MOSAIC Model Checkpoints

MOSAIC (Multimodal Optical Slide Analysis Including Comparisons) is a framework for training and inferencing vision-language models for computational pathology. These pre-trained models are from the paper "Pathology Report Generation and Multimodal Representation Learning for Cutaneous Melanocytic Lesions" by Lucassen et al. (2025), which was accepted at MICCAI 2025.

Model Variants

This repository contains three pre-trained model checkpoints:

mosaic-perceiver-biogpt-lora.pt - LoRA fine-tuned model (recommended for most use cases)
mosaic-perceiver-biogpt-frozen.pt - Frozen backbone model
mosaic-perceiver-biogpt-unfrozen.pt - Fully fine-tuned model

Quick Start

Installation

First, install the MOSAIC framework from the source repository:

git clone https://github.com/SanderMoon/MOSAIC.git
cd MOSAIC
pip install -e .
pip install git+https://github.com/salaniz/pycocoevalcap.git

Download Model Checkpoints

# Set your Hugging Face token (required for access)
export HF_TOKEN=your_huggingface_token_here

# Install huggingface_hub CLI
pip install huggingface_hub[cli]

# Download the LoRA model (change filename for other models)
huggingface-cli download SaltySander/MOSAIC checkpoints/mosaic-perceiver-biogpt-lora.pt --local-dir . --local-dir-use-symlinks False

Inference Example

from mosaic.model_factory import create_model, load_pretrained
import torch
import os

# Model configuration
model_name = "coca_stage_2_perceiver_lora_uni"  # Use appropriate config for your model
pretrained_path = "checkpoints/mosaic-perceiver-biogpt-lora.pt"
device = "cpu"  # or "cuda" if available

# Create model and tokenizer
model, tokenizer, amp, input_dtype = create_model(
    model_name=model_name,
    pretrained=None,
    precision="bf16",
    device=device,
    init_tokenizer=True,
)

# Load pretrained weights
load_pretrained(model, pretrained=pretrained_path, device=device)
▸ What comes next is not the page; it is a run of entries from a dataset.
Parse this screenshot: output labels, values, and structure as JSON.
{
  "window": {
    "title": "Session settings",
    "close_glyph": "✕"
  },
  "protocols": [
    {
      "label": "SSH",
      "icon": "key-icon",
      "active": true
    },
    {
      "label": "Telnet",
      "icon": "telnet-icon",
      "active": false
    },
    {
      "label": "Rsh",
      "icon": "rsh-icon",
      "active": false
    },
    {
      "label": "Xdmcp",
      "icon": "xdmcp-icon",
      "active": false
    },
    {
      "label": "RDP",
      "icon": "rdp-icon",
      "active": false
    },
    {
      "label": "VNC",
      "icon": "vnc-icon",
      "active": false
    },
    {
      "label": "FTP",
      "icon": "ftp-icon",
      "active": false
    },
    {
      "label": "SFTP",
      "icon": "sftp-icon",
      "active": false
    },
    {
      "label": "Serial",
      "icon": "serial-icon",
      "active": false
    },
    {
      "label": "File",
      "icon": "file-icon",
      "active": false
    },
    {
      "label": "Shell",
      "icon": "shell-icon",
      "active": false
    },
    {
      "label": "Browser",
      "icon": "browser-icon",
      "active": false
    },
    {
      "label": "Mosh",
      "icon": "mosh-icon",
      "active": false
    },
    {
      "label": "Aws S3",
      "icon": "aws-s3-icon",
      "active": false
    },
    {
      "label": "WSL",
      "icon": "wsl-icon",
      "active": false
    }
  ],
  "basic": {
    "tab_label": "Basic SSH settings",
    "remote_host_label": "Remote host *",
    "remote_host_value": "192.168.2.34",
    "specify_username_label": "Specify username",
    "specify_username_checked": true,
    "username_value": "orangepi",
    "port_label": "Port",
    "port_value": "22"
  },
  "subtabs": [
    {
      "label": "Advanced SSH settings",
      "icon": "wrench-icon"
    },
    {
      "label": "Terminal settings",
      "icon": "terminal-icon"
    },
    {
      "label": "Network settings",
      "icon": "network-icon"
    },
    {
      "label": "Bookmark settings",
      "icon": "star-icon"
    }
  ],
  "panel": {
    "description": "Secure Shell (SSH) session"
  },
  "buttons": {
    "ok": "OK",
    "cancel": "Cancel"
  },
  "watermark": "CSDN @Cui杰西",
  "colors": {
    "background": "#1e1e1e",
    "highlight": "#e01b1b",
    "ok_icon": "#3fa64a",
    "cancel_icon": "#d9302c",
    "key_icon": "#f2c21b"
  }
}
def load_features_from_pth(file_path: str) -> torch.Tensor:
    """Load features from a .pth file with nested dictionary structure."""
    data = torch.load(file_path, map_location=device)
    features_list = []
    
    for level_key in data.keys():
        level_data = data[level_key]
        for patch_id in sorted(level_data.keys()):
            if "feature" in level_data[patch_id]:
                feature = level_data[patch_id]["feature"]
                if not isinstance(feature, torch.Tensor):
                    feature = torch.tensor(feature)
                features_list.append(feature.to(device))
    
    if features_list:
        stacked_features = torch.stack(features_list, dim=0)
        return stacked_features.unsqueeze(0) 
    else:
        raise ValueError(f"No features found in {file_path}")

# Generation parameters
generation_params = {
    "seq_len": 128,
    "max_seq_len": 128,
    "temperature": 1.0,
    "generation_type": "top_k",
    "top_k": 1,
    "min_seq_len": 5,
    "repetition_penalty": 1.1,
}

# Process slide features (example)
slide_path = "path/to/your/slide_features.pth"
visual_features = load_features_from_pth(slide_path)

model.eval()
with torch.no_grad():
    # Generate pathology report
    generated_ids = model.generate(
        image=visual_features,
        sot_token_id=tokenizer.all_special_ids[0],
        eos_token_id=tokenizer.all_special_ids[1],
        pad_token_id=tokenizer.all_special_ids[3],
        **generation_params,
    )
    
    # Decode generated text
    generated_text = tokenizer.decode(generated_ids[0], skip_special_tokens=True)
    print(f"Generated Report: {generated_text.strip()}")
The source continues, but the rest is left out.